The secret war against the necromancers was a lesson learned for the elders of the cities. Soul horrors were unleashed in shadowed alleys and frightful battles were fought in ancient tunnels. Many necromancers were imprisoned, many died and their bodies frozen so they may never return to spirit, and many more had their knowledge stripped from them in frightful interrogations. But the lands were not quiet at this time, as an old enemy finally took advantage of the inner turmoil of the region. Real war broke out, and as waves of foes crashed upon them, the elders convened and knew they would buckle soon, and so turned with shame to, of all people, the soul-stealing magicians they had persecuted.
The shaman-priests of the old faith decried the elders' sacrilege, but at great cost and under dire peril, where legacies were forged and heroes born, the three great ash graves converged on one spot thanks to the efforts of a grand pilgrimage of urn-bearing zealots.

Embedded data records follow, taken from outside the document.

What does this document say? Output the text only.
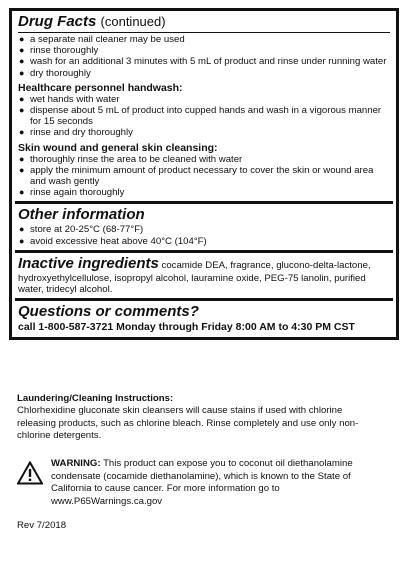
Drug Facts (continued)
● a separate nail cleaner may be used
● rinse thoroughly
● wash for an additional 3 minutes with 5 mL of product and rinse under running water
● dry thoroughly
Healthcare personnel handwash:
● wet hands with water
● dispense about 5 mL of product into cupped hands and wash in a vigorous manner for 15 seconds
● rinse and dry thoroughly
Skin wound and general skin cleansing:
● thoroughly rinse the area to be cleaned with water
● apply the minimum amount of product necessary to cover the skin or wound area and wash gently
● rinse again thoroughly
Other information
● store at 20-25°C (68-77°F)
● avoid excessive heat above 40°C (104°F)
Inactive ingredients cocamide DEA, fragrance, glucono-delta-lactone, hydroxyethylcellulose, isopropyl alcohol, lauramine oxide, PEG-75 lanolin, purified water, tridecyl alcohol.
Questions or comments?
call 1-800-587-3721 Monday through Friday 8:00 AM to 4:30 PM CST
Laundering/Cleaning Instructions:
Chlorhexidine gluconate skin cleansers will cause stains if used with chlorine releasing products, such as chlorine bleach. Rinse completely and use only non-chlorine detergents.
WARNING: This product can expose you to coconut oil diethanolamine condensate (cocamide diethanolamine), which is known to the State of California to cause cancer. For more information go to www.P65Warnings.ca.gov
Rev 7/2018
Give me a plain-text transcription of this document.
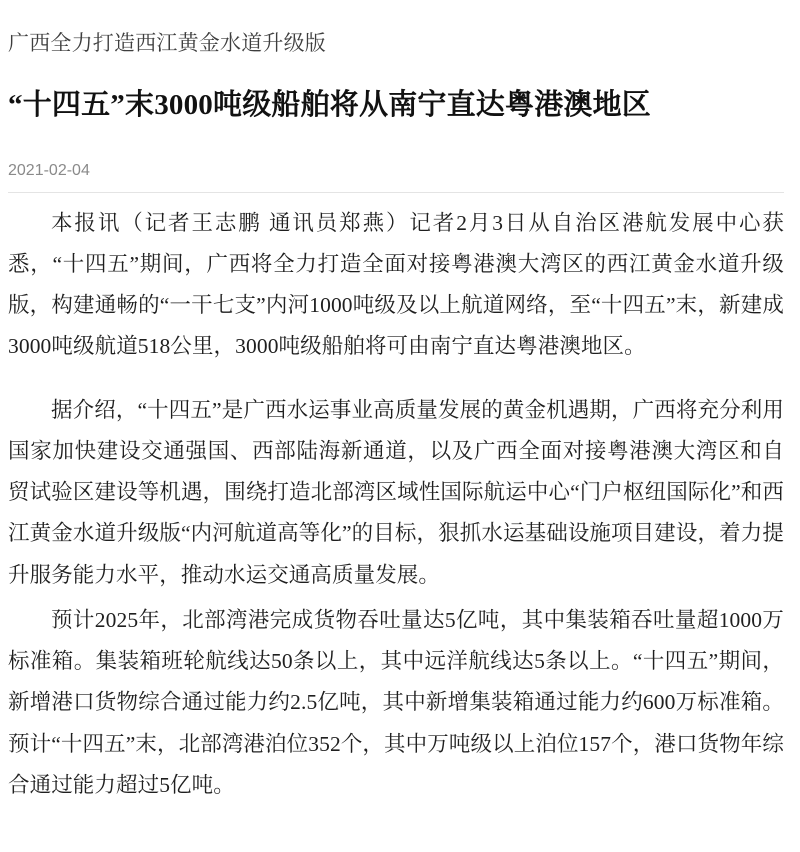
广西全力打造西江黄金水道升级版
“十四五”末3000吨级船舶将从南宁直达粤港澳地区
2021-02-04

本报讯（记者王志鹏 通讯员郑燕）记者2月3日从自治区港航发展中心获悉，“十四五”期间，广西将全力打造全面对接粤港澳大湾区的西江黄金水道升级版，构建通畅的“一干七支”内河1000吨级及以上航道网络，至“十四五”末，新建成3000吨级航道518公里，3000吨级船舶将可由南宁直达粤港澳地区。

据介绍，“十四五”是广西水运事业高质量发展的黄金机遇期，广西将充分利用国家加快建设交通强国、西部陆海新通道，以及广西全面对接粤港澳大湾区和自贸试验区建设等机遇，围绕打造北部湾区域性国际航运中心“门户枢纽国际化”和西江黄金水道升级版“内河航道高等化”的目标，狠抓水运基础设施项目建设，着力提升服务能力水平，推动水运交通高质量发展。

预计2025年，北部湾港完成货物吞吐量达5亿吨，其中集装箱吞吐量超1000万标准箱。集装箱班轮航线达50条以上，其中远洋航线达5条以上。“十四五”期间，新增港口货物综合通过能力约2.5亿吨，其中新增集装箱通过能力约600万标准箱。预计“十四五”末，北部湾港泊位352个，其中万吨级以上泊位157个，港口货物年综合通过能力超过5亿吨。
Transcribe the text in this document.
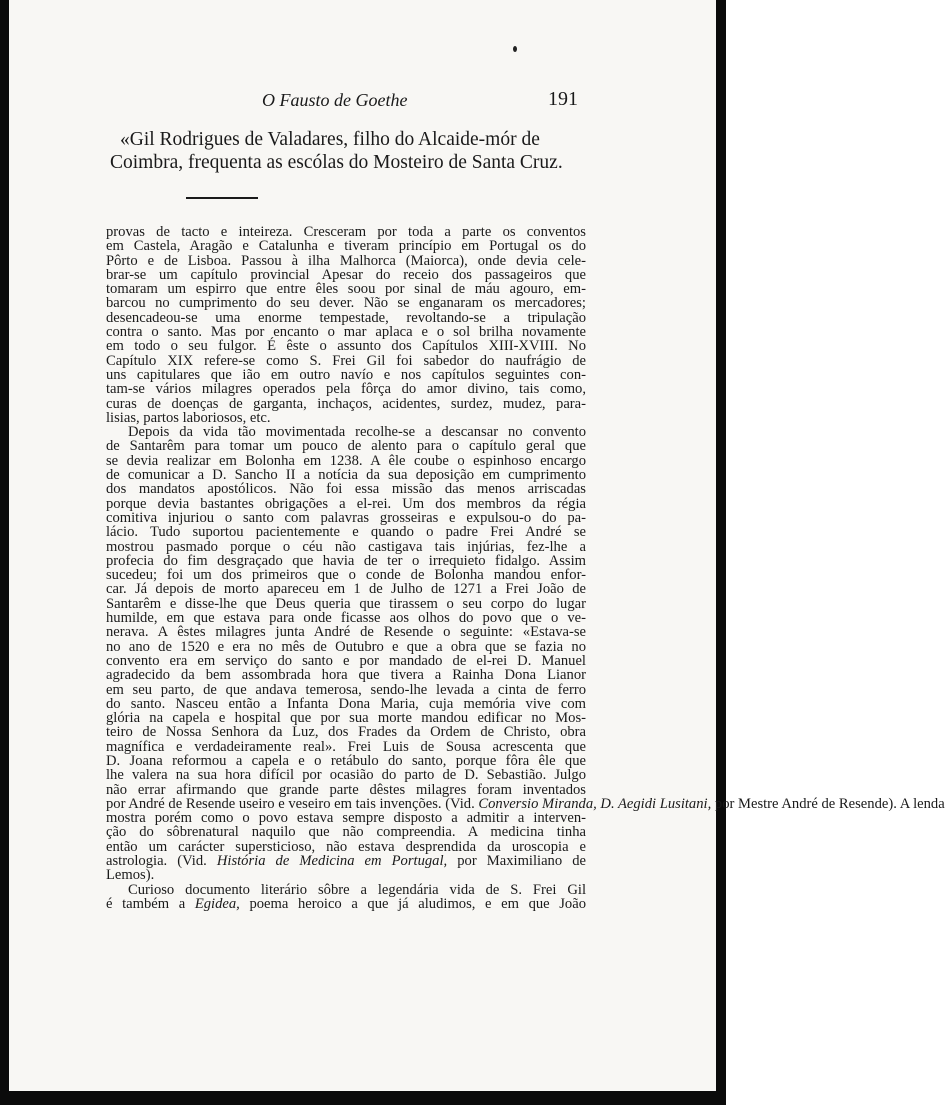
O Fausto de Goethe	191
«Gil Rodrigues de Valadares, filho do Alcaide-mór de
Coimbra, frequenta as escólas do Mosteiro de Santa Cruz.
provas de tacto e inteireza. Cresceram por toda a parte os conventos
em Castela, Aragão e Catalunha e tiveram princípio em Portugal os do
Pôrto e de Lisboa. Passou à ilha Malhorca (Maiorca), onde devia cele-
brar-se um capítulo provincial Apesar do receio dos passageiros que
tomaram um espirro que entre êles soou por sinal de máu agouro, em-
barcou no cumprimento do seu dever. Não se enganaram os mercadores;
desencadeou-se uma enorme tempestade, revoltando-se a tripulação
contra o santo. Mas por encanto o mar aplaca e o sol brilha novamente
em todo o seu fulgor. É êste o assunto dos Capítulos XIII-XVIII. No
Capítulo XIX refere-se como S. Frei Gil foi sabedor do naufrágio de
uns capitulares que ião em outro navío e nos capítulos seguintes con-
tam-se vários milagres operados pela fôrça do amor divino, tais como,
curas de doenças de garganta, inchaços, acidentes, surdez, mudez, para-
lisias, partos laboriosos, etc.
Depois da vida tão movimentada recolhe-se a descansar no convento
de Santarêm para tomar um pouco de alento para o capítulo geral que
se devia realizar em Bolonha em 1238. A êle coube o espinhoso encargo
de comunicar a D. Sancho II a notícia da sua deposição em cumprimento
dos mandatos apostólicos. Não foi essa missão das menos arriscadas
porque devia bastantes obrigações a el-rei. Um dos membros da régia
comitiva injuriou o santo com palavras grosseiras e expulsou-o do pa-
lácio. Tudo suportou pacientemente e quando o padre Frei André se
mostrou pasmado porque o céu não castigava tais injúrias, fez-lhe a
profecia do fim desgraçado que havia de ter o irrequieto fidalgo. Assim
sucedeu; foi um dos primeiros que o conde de Bolonha mandou enfor-
car. Já depois de morto apareceu em 1 de Julho de 1271 a Frei João de
Santarêm e disse-lhe que Deus queria que tirassem o seu corpo do lugar
humilde, em que estava para onde ficasse aos olhos do povo que o ve-
nerava. A êstes milagres junta André de Resende o seguinte: «Estava-se
no ano de 1520 e era no mês de Outubro e que a obra que se fazia no
convento era em serviço do santo e por mandado de el-rei D. Manuel
agradecido da bem assombrada hora que tivera a Rainha Dona Lianor
em seu parto, de que andava temerosa, sendo-lhe levada a cinta de ferro
do santo. Nasceu então a Infanta Dona Maria, cuja memória vive com
glória na capela e hospital que por sua morte mandou edificar no Mos-
teiro de Nossa Senhora da Luz, dos Frades da Ordem de Christo, obra
magnífica e verdadeiramente real». Frei Luis de Sousa acrescenta que
D. Joana reformou a capela e o retábulo do santo, porque fôra êle que
lhe valera na sua hora difícil por ocasião do parto de D. Sebastião. Julgo
não errar afirmando que grande parte dêstes milagres foram inventados
por André de Resende useiro e veseiro em tais invenções. (Vid. Conversio Miranda, D. Aegidi Lusitani, por Mestre André de Resende). A lenda
mostra porém como o povo estava sempre disposto a admitir a interven-
ção do sôbrenatural naquilo que não compreendia. A medicina tinha
então um carácter supersticioso, não estava desprendida da uroscopia e
astrologia. (Vid. História de Medicina em Portugal, por Maximiliano de
Lemos).
Curioso documento literário sôbre a legendária vida de S. Frei Gil
é também a Egidea, poema heroico a que já aludimos, e em que João
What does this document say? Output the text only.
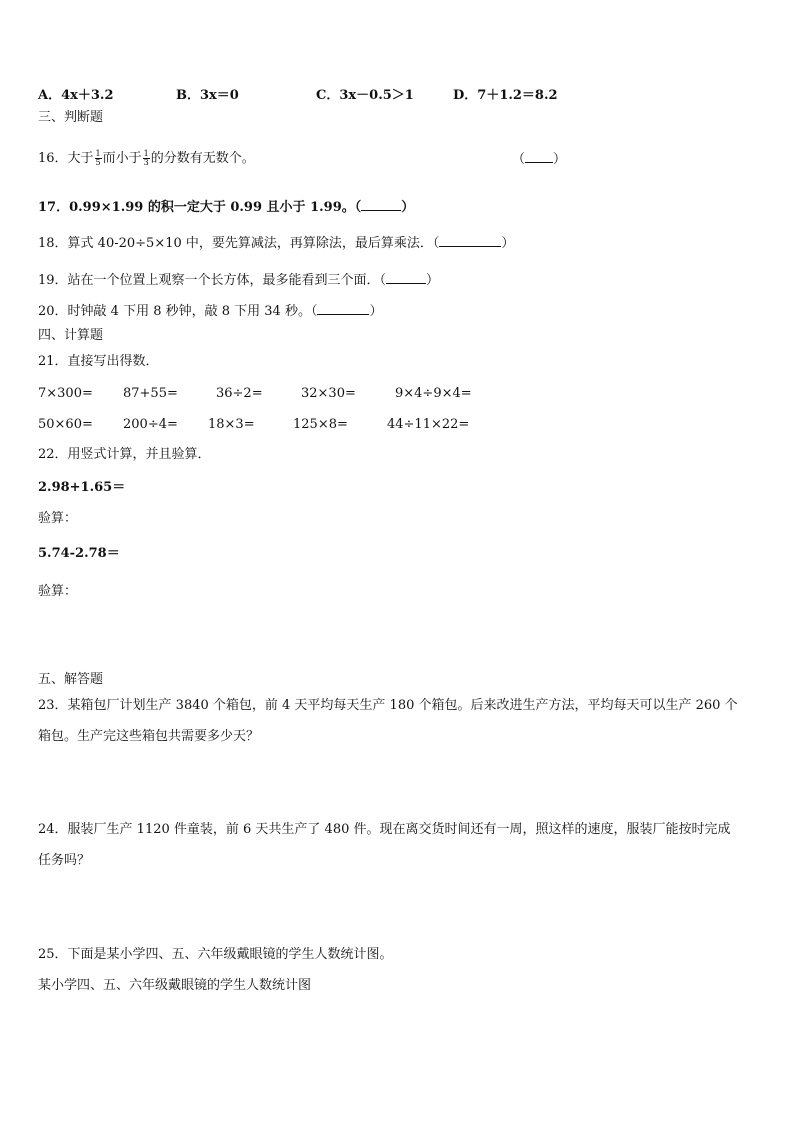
A．4x＋3.2	B．3x＝0	C．3x－0.5＞1	D．7＋1.2＝8.2
三、判断题
16．大于 $\frac{1}{5}$ 而小于 $\frac{1}{3}$ 的分数有无数个。	（ ）
17．0.99×1.99 的积一定大于 0.99 且小于 1.99。（	）
18．算式 40-20÷5×10 中，要先算减法，再算除法，最后算乘法．（	）
19．站在一个位置上观察一个长方体，最多能看到三个面．（	）
20．时钟敲 4 下用 8 秒钟，敲 8 下用 34 秒。（	）
四、计算题
21．直接写出得数．
7×300= 87+55=	36÷2=	32×30=	9×4÷9×4=
50×60= 200÷4= 18×3=	125×8=	44÷11×22=
22．用竖式计算，并且验算．
2.98+1.65＝
验算：
5.74-2.78＝
验算：
五、解答题
23．某箱包厂计划生产 3840 个箱包，前 4 天平均每天生产 180 个箱包。后来改进生产方法，平均每天可以生产 260 个
箱包。生产完这些箱包共需要多少天？
24．服装厂生产 1120 件童装，前 6 天共生产了 480 件。现在离交货时间还有一周，照这样的速度，服装厂能按时完成
任务吗？
25．下面是某小学四、五、六年级戴眼镜的学生人数统计图。
某小学四、五、六年级戴眼镜的学生人数统计图
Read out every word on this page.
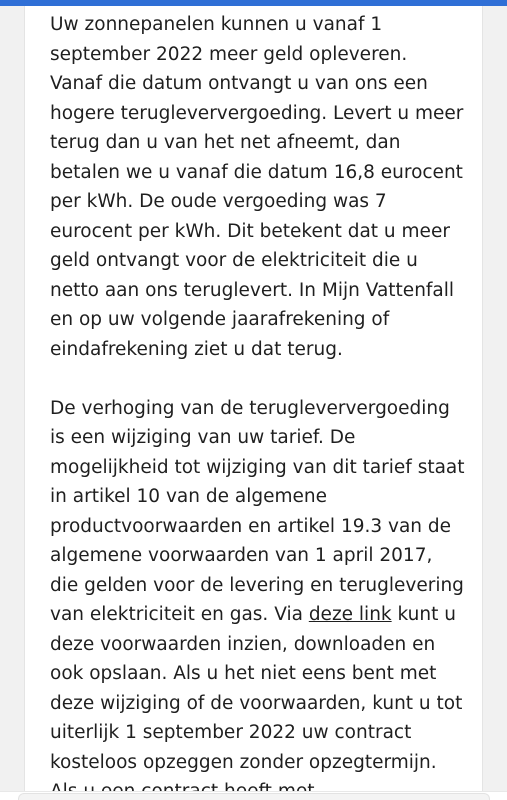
Uw zonnepanelen kunnen u vanaf 1 september 2022 meer geld opleveren. Vanaf die datum ontvangt u van ons een hogere terugleververgoeding. Levert u meer terug dan u van het net afneemt, dan betalen we u vanaf die datum 16,8 eurocent per kWh. De oude vergoeding was 7 eurocent per kWh. Dit betekent dat u meer geld ontvangt voor de elektriciteit die u netto aan ons teruglevert. In Mijn Vattenfall en op uw volgende jaarafrekening of eindafrekening ziet u dat terug.

De verhoging van de terugleververgoeding is een wijziging van uw tarief. De mogelijkheid tot wijziging van dit tarief staat in artikel 10 van de algemene productvoorwaarden en artikel 19.3 van de algemene voorwaarden van 1 april 2017, die gelden voor de levering en teruglevering van elektriciteit en gas. Via deze link kunt u deze voorwaarden inzien, downloaden en ook opslaan. Als u het niet eens bent met deze wijziging of de voorwaarden, kunt u tot uiterlijk 1 september 2022 uw contract kosteloos opzeggen zonder opzegtermijn.
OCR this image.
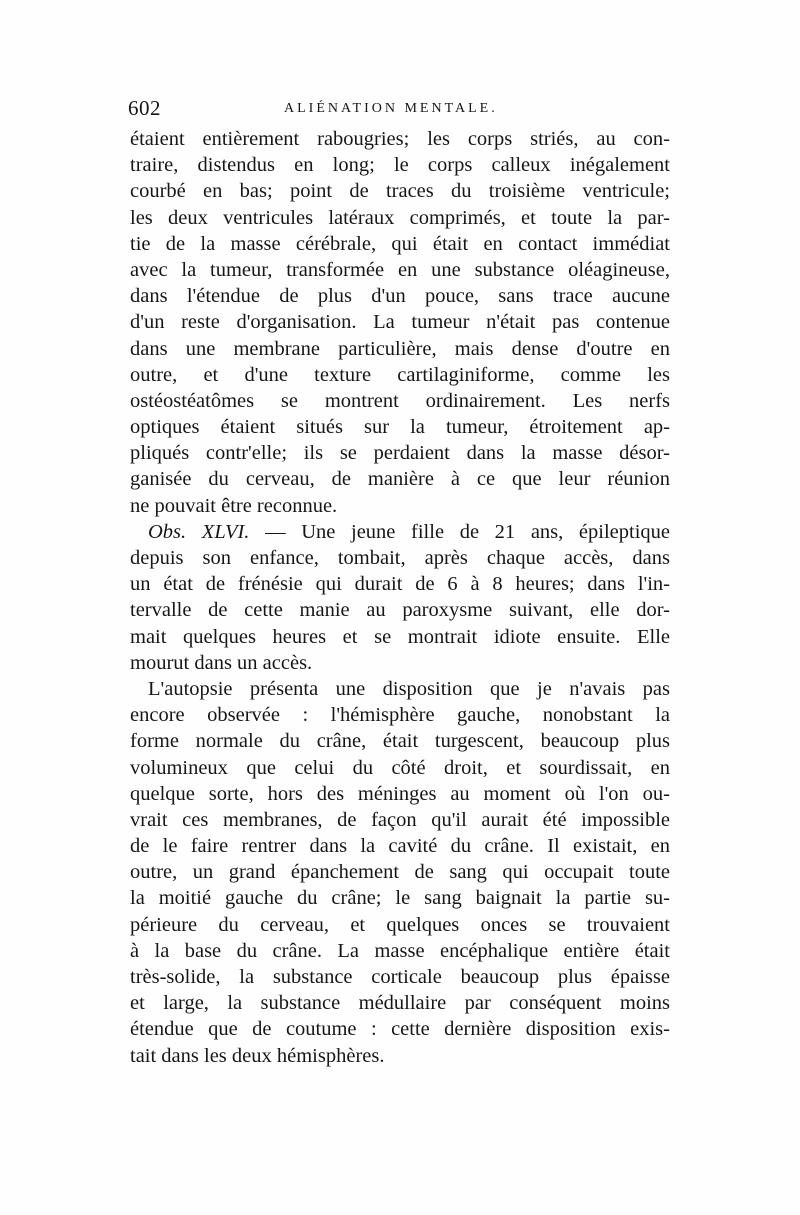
602	ALIÉNATION MENTALE.
étaient entièrement rabougries; les corps striés, au con-
traire, distendus en long; le corps calleux inégalement
courbé en bas; point de traces du troisième ventricule;
les deux ventricules latéraux comprimés, et toute la par-
tie de la masse cérébrale, qui était en contact immédiat
avec la tumeur, transformée en une substance oléagineuse,
dans l'étendue de plus d'un pouce, sans trace aucune
d'un reste d'organisation. La tumeur n'était pas contenue
dans une membrane particulière, mais dense d'outre en
outre, et d'une texture cartilaginiforme, comme les
ostéostéatômes se montrent ordinairement. Les nerfs
optiques étaient situés sur la tumeur, étroitement ap-
pliqués contr'elle; ils se perdaient dans la masse désor-
ganisée du cerveau, de manière à ce que leur réunion
ne pouvait être reconnue.
Obs. XLVI. — Une jeune fille de 21 ans, épileptique
depuis son enfance, tombait, après chaque accès, dans
un état de frénésie qui durait de 6 à 8 heures; dans l'in-
tervalle de cette manie au paroxysme suivant, elle dor-
mait quelques heures et se montrait idiote ensuite. Elle
mourut dans un accès.
L'autopsie présenta une disposition que je n'avais pas
encore observée : l'hémisphère gauche, nonobstant la
forme normale du crâne, était turgescent, beaucoup plus
volumineux que celui du côté droit, et sourdissait, en
quelque sorte, hors des méninges au moment où l'on ou-
vrait ces membranes, de façon qu'il aurait été impossible
de le faire rentrer dans la cavité du crâne. Il existait, en
outre, un grand épanchement de sang qui occupait toute
la moitié gauche du crâne; le sang baignait la partie su-
périeure du cerveau, et quelques onces se trouvaient
à la base du crâne. La masse encéphalique entière était
très-solide, la substance corticale beaucoup plus épaisse
et large, la substance médullaire par conséquent moins
étendue que de coutume : cette dernière disposition exis-
tait dans les deux hémisphères.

And when the necromancers were called forth, the soul of an entire race rose from the ash grave. A god towered over the final battlefield, and swept aside the lives of over one hundred thousand soldiers in an instant. To see what these people could call up, what they were willing to do, tributes of fear poured in from every enemy and tentative ally, and the region waxed mighty.
Necromancers walk the streets of the cities now, and the ash graves are no more. Families call up the spirit forces of their ancestors, and in times of crisis, the College of the Animus strides forth to summon armies with the wave of a hand, and the grandchildren of shaman-priests pray for forgiveness.